精読による文脈把握力と日本語・英語の確かな表現力が必須条件。

長文読解3題(うち1題は自由英作文を含む会話文)、和文英訳1題の構成。語彙・文法自体は標準的なレベルであるが、正確な文脈把握力と共に、日本語・英語両方での記述力が必要となる。

*分量:変化なし *難易度:変化なし(昨年度比)

■概要 (100分)
* 出題・解答の形式

  • I、Ⅱの長文読解では、記述式の内容説明問題と下線部和訳問題、下線部意味選択問題など、文脈理解力を問う問題が中心だが、文法知識を問う誤文指摘問題や整序問題も出題される。
  • Ⅲは会話文の読解問題と、会話の内容に関する自由英作文を組み合わせた出題。
  • Ⅳでは、こなれた日本語の文章を素材とした和文英訳と語句整序が出題される。

* 特記事項

  • Ⅰ・Ⅱ・Ⅲそれぞれで語数の増減があったが、全体としては約3000語で2025年度とほぼ変わらず。
  • Ⅰ・Ⅱを合わせた設問数は2024年度、2025年度の11問から14問となった。記述問題は2025年度に比べると和訳が1問減り、内容説明が2問増えているが、全体としての難易度や負担感に変化はない。

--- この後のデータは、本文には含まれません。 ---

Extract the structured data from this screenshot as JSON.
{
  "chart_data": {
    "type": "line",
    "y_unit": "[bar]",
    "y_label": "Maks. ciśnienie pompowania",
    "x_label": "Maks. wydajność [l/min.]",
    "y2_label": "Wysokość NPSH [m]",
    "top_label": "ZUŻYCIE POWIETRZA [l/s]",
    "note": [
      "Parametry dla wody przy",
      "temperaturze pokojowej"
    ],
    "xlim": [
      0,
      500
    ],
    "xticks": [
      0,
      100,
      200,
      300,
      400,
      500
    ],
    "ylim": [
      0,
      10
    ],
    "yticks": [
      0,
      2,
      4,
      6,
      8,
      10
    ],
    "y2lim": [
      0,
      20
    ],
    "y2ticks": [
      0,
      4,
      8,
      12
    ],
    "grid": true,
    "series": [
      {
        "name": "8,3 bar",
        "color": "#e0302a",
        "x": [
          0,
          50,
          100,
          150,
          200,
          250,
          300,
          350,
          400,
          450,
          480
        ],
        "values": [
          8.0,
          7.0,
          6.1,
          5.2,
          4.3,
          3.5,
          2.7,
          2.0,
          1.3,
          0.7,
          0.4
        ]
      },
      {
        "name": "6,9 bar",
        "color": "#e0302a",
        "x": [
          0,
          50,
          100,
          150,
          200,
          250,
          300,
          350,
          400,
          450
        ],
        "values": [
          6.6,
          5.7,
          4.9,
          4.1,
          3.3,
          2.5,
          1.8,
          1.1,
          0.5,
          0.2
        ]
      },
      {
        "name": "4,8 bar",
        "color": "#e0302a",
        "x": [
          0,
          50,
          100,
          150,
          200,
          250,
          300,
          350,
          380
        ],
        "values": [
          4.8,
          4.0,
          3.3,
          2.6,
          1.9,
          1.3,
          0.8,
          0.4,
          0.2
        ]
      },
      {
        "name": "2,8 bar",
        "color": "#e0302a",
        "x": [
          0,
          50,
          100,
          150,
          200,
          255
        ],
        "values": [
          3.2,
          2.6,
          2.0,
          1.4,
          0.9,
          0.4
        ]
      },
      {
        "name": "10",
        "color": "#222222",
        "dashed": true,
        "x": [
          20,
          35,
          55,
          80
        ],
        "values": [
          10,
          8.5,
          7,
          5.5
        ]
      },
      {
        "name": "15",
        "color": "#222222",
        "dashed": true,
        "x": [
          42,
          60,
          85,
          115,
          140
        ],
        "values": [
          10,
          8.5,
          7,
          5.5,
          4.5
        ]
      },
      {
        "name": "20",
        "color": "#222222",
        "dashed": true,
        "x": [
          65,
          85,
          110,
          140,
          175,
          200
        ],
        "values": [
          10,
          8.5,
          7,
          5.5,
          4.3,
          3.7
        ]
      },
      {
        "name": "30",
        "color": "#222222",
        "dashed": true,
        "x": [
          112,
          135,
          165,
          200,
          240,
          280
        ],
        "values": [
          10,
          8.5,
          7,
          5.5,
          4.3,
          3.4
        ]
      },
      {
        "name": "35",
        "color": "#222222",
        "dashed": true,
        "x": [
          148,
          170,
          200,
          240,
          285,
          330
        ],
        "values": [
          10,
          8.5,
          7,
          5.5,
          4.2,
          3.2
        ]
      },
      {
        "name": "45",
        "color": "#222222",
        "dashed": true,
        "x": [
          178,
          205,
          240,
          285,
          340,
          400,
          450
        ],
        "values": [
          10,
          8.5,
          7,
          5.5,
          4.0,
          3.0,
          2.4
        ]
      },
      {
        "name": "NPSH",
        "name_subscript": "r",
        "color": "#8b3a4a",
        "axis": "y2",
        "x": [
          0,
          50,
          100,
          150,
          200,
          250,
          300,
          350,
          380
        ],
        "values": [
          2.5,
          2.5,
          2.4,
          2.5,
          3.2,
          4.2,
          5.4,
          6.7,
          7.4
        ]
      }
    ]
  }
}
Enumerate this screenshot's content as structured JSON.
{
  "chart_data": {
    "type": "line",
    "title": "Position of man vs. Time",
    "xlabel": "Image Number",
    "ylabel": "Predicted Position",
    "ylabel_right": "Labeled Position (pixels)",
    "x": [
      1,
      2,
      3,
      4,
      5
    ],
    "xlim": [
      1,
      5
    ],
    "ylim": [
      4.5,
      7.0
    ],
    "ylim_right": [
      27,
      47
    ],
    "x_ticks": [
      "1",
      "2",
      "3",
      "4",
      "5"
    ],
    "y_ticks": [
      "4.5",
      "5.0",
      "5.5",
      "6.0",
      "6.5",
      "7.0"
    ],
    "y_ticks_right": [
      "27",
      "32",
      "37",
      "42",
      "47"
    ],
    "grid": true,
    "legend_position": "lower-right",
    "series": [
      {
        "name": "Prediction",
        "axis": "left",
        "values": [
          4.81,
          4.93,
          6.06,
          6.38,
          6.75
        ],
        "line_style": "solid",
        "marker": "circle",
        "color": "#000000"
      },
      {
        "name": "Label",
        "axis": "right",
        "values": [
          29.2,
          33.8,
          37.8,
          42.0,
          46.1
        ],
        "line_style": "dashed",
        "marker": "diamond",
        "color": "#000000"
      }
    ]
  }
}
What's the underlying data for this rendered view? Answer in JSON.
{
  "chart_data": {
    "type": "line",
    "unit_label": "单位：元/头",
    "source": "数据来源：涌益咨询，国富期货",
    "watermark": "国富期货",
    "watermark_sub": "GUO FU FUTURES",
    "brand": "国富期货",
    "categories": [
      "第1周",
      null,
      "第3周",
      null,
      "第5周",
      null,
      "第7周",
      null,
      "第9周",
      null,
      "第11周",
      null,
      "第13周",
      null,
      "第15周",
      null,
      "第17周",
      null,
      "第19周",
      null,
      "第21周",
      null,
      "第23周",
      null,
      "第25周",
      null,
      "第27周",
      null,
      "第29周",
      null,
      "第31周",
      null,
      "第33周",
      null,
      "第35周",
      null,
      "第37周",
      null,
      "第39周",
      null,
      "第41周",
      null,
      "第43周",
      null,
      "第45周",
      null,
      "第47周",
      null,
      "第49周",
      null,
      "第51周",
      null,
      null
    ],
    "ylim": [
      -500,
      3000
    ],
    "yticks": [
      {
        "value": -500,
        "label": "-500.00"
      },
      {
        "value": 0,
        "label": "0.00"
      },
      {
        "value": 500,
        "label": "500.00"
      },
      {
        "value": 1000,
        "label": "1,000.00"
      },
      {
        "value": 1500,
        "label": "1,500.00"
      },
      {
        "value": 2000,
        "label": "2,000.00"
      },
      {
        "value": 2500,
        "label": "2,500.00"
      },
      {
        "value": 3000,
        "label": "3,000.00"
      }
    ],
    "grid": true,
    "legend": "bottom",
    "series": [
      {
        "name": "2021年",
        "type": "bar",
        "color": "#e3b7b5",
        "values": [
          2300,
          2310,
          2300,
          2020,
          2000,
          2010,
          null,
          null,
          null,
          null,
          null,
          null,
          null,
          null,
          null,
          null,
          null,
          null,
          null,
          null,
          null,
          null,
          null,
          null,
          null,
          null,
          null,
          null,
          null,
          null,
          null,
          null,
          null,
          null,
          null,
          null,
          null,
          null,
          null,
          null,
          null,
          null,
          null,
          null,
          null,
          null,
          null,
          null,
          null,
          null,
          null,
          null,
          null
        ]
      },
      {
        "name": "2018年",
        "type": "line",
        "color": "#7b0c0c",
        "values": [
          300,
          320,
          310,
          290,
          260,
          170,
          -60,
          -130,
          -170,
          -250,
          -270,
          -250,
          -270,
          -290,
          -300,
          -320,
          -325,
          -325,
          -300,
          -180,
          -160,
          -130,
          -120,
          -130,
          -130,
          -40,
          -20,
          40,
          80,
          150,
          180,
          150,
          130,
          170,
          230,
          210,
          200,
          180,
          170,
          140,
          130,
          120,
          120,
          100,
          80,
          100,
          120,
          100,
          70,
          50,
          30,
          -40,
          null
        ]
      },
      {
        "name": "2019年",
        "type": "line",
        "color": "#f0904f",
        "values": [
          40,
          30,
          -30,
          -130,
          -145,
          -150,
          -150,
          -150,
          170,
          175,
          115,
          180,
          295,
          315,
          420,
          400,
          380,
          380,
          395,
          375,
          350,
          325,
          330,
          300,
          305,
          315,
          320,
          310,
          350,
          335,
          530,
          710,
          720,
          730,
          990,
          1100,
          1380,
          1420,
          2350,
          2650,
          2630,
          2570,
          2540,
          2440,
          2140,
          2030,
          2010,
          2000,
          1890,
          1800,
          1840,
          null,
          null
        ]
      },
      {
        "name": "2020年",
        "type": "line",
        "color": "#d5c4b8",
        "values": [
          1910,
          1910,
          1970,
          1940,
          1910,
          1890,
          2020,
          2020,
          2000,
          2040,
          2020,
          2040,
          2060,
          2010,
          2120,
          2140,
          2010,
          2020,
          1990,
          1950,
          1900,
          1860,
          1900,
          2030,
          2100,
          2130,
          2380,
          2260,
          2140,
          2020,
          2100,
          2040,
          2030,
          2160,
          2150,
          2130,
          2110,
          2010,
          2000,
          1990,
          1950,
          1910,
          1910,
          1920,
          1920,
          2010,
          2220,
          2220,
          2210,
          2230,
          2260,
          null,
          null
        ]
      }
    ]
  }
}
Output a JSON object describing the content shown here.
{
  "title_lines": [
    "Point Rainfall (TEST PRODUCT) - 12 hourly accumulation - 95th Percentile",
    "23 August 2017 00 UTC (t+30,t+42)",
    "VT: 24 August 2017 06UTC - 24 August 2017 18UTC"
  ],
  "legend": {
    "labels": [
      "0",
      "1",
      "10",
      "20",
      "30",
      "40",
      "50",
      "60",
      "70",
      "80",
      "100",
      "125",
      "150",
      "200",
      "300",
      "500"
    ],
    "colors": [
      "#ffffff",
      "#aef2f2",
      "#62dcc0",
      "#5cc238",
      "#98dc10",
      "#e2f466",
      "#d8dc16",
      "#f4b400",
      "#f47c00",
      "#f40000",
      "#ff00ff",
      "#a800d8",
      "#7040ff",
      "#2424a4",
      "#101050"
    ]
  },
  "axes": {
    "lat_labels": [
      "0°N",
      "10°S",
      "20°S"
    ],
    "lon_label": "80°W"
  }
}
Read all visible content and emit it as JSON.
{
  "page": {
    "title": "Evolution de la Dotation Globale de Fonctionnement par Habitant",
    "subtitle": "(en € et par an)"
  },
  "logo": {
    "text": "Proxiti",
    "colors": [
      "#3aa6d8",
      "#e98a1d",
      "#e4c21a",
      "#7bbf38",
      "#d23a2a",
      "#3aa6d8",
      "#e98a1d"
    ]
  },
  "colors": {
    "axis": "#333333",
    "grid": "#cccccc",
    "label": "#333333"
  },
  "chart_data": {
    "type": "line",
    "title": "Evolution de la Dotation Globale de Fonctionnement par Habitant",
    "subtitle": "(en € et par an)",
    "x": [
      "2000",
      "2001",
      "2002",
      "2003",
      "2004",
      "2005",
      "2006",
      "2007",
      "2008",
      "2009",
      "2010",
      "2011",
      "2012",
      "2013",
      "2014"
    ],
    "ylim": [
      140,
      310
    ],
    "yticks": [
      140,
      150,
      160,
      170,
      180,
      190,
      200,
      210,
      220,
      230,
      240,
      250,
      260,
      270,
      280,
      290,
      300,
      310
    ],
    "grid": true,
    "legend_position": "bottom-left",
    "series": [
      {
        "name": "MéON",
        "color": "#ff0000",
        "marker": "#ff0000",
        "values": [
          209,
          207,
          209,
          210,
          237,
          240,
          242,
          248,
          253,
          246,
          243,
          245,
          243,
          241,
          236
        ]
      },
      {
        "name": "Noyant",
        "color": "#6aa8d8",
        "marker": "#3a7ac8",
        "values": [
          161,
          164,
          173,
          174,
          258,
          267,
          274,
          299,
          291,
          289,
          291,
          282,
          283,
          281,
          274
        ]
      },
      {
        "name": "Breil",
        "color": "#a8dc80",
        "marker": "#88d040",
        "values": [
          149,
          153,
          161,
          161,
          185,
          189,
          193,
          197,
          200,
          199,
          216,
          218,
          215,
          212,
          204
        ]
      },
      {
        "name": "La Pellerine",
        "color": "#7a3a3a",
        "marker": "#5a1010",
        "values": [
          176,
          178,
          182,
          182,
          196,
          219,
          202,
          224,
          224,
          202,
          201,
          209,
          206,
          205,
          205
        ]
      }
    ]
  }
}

2024年度、2025年度に出題されていた内容一致文選択問題や文補充問題は出題されなかった。
  • Ⅲでは会話文中の同義語選択問題4問は2025年度から変化はなかった。自由英作文については、自分の考えを自由に述べる形ではなく、会話文中の生徒のどちらの意見に賛成かとその理由を述べる形式になった。指定語数は「60〜80語」のままであった。

 

■過去3カ年の出題テーマ

年度 大問 出題テーマ
2026年度 長文読解(世界的な教育の拡大と格差の広がり)
長文読解(脳の仕組みと過去にとらわれず幸福な人生を送る鍵)
長文読解(会話文/自由英作文)(本の未来について)
和文英訳(大谷信介他『新・社会調査へのアプローチ―論理と方法―』より一部改変)
2025年度 長文読解(大学での学び)
長文読解(睡眠の重要性)
長文読解(会話文/自由英作文)(オ−バーツーリズム)
和文英訳(古田徹也『いつもの言葉を哲学する』より一部改変)
2024年度 長文読解(古代人と現代人の宇宙に関する知識)
長文読解(学位取得の社会経済上の役割と、教育格差について)
長文読解(会話文/自由英作文)(第2言語としての日本語学習についての会話)
和文英訳(酒井邦嘉『科学という考え方―アインシュタインの宇宙』より一部改変)

 

■求められる力とその養成

  • 長文読解の記述式問題は、文脈を正しく把握する力と、把握した内容を読み手にわかりやすいように表現する力が求められる。自分の解答を第三者に添削してもらうと、弱点を客観的に把握することができる。
  • 長文読解の記号選択式問題は、語彙や文法の基本知識を問うものと、内容理解を問うものがある。いずれも文脈に即して考える必要があり、パラグラフごとの要旨を整理しながら解答することが必要。
  • 和文英訳では、高校で習う基本的な構文・文法知識を身に付けておくことが重要。和文和訳により、訳しやすい表現に読み換える練習も欠かせない。自由英作文では、第三者にも通じる説明力や説得力、そして確かな文法・語彙の運用力が肝となるので、添削指導から改善点を把握することが重要である。